O aprendizado de um líder só é interrompido quando o líder já não enxerga o contraditório político e não mais examina as consequências de suas posições. A empáfia ofusca a visão do aprendiz e o transforma num doutor de coisa nenhuma. As consequências econômicas disso são sempre terríveis. O Lula-aprendiz e virtuoso da política de 2003 se transformou no presidente sabe-tudo de 2023, com graves repercussões para o Brasil e sua economia nos anos à frente. Hoje, relativamente a 2003, nossa vantagem inicial é incomparavelmente maior: o aparato de política monetária-fiscal está instalado, as reservas do País são confortáveis, a máquina exportadora agro-mineral está ativa. Porém, o presidente não escuta como escutava, não dialoga para os lados, mas só com quem lhe faz espelho de suas cismas.
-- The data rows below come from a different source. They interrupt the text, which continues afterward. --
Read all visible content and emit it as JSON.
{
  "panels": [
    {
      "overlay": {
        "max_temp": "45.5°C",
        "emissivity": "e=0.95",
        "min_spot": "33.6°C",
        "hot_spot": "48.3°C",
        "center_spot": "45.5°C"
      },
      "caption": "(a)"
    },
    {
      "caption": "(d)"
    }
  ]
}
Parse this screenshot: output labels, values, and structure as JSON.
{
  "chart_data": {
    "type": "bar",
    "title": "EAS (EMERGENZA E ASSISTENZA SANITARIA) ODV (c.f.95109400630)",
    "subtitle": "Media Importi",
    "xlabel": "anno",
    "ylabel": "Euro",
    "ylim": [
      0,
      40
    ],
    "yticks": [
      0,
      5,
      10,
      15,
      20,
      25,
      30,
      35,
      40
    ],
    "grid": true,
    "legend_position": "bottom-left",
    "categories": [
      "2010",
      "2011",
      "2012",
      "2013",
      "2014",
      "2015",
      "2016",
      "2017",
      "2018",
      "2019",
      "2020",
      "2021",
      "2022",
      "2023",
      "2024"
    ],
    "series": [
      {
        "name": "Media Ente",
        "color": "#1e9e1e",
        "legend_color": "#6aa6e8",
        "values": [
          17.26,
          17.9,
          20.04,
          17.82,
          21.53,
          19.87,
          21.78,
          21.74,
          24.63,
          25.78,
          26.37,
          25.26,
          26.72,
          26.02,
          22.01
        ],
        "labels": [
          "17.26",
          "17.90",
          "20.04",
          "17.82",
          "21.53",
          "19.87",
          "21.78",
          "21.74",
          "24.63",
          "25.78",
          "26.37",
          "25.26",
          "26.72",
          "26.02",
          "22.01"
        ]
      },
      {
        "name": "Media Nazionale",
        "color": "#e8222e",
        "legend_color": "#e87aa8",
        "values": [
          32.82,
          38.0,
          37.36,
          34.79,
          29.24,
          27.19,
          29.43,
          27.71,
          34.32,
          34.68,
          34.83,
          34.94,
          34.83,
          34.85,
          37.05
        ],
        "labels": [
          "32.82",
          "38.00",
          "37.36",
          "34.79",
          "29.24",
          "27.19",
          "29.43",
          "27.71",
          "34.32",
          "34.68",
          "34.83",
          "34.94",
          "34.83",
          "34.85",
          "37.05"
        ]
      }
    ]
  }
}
As consequências econômicas desse outro presidente Lula não tardarão a aparecer. O Brasil deixa de estar na lista dos países de interesse estratégico para investidores externos. As falas de Lula no campo fiscal, ressaltando a falta de gosto por buscar eficiência no gasto, contrasta com o esforço da quebrada Argentina de Miley em, ao menos, tentar um caminho de seriedade na despesa pública. Porém, nenhum outro desvio produzido pela soberba se compara ao arremedo de alinhamento político com o grupo do Hamas, produzido pelas últimas declarações do presidente em desfavor do povo de Israel. Ao abrir essa caixa de Pandora, Lula teria aberto uma porta corta-fogo que, uma vez acionada, vai continuar berrando uma estridente sirene de emergência até que cheguem bombeiros para apagar o fogo e desligar o alarme. O Brasil deu suas costas ao que conhecemos como bloco do Ocidente, composto por uma comunidade de países onde o respeito às liberdades civis é cobrado a sério nos tribunais, onde o voto limpo é a arma de proteção permanente do cidadão e a prática constante da oposição de ideias constitui o alimento para o progresso criativo das ciências e das artes. Hoje, o Brasil respira opressão e o presidente nada facilita para que os brasileiros se sintam à vontade para discordar, até com paixão e veemência, se assim lhes aprouver.
As consequências econômicas desse ambiente opressivo e do alinhamento internacional do Brasil a reconhecidos opressores de seus próprios cidadãos, nos afasta da invisível aliança de colaboração comercial e troca de aprendizados entre as nações respeitadoras do rodízio democrático.
Esta semana nos deixou, de surpresa, o colega decano da economia brasileira, Affonso Celso Pastore. O legado do pensamento econômico de Pastore não cabe, por óbvio, neste fecho. Mas toda sua obra de livros e artigos no jornal Estado de São Paulo é amarrada por um insistente lembrete aos seus leitores: decisões políticas SEMPRE produzem poderosas consequências na economia. As boas decisões trazem prosperidade; as más nos levam até à ruína. Se Pastore ainda pudesse escrever sobre as consequências econômicas da atual conjuntura nos estaria alertando, mais uma vez, com a competência e destreza que o caracterizava.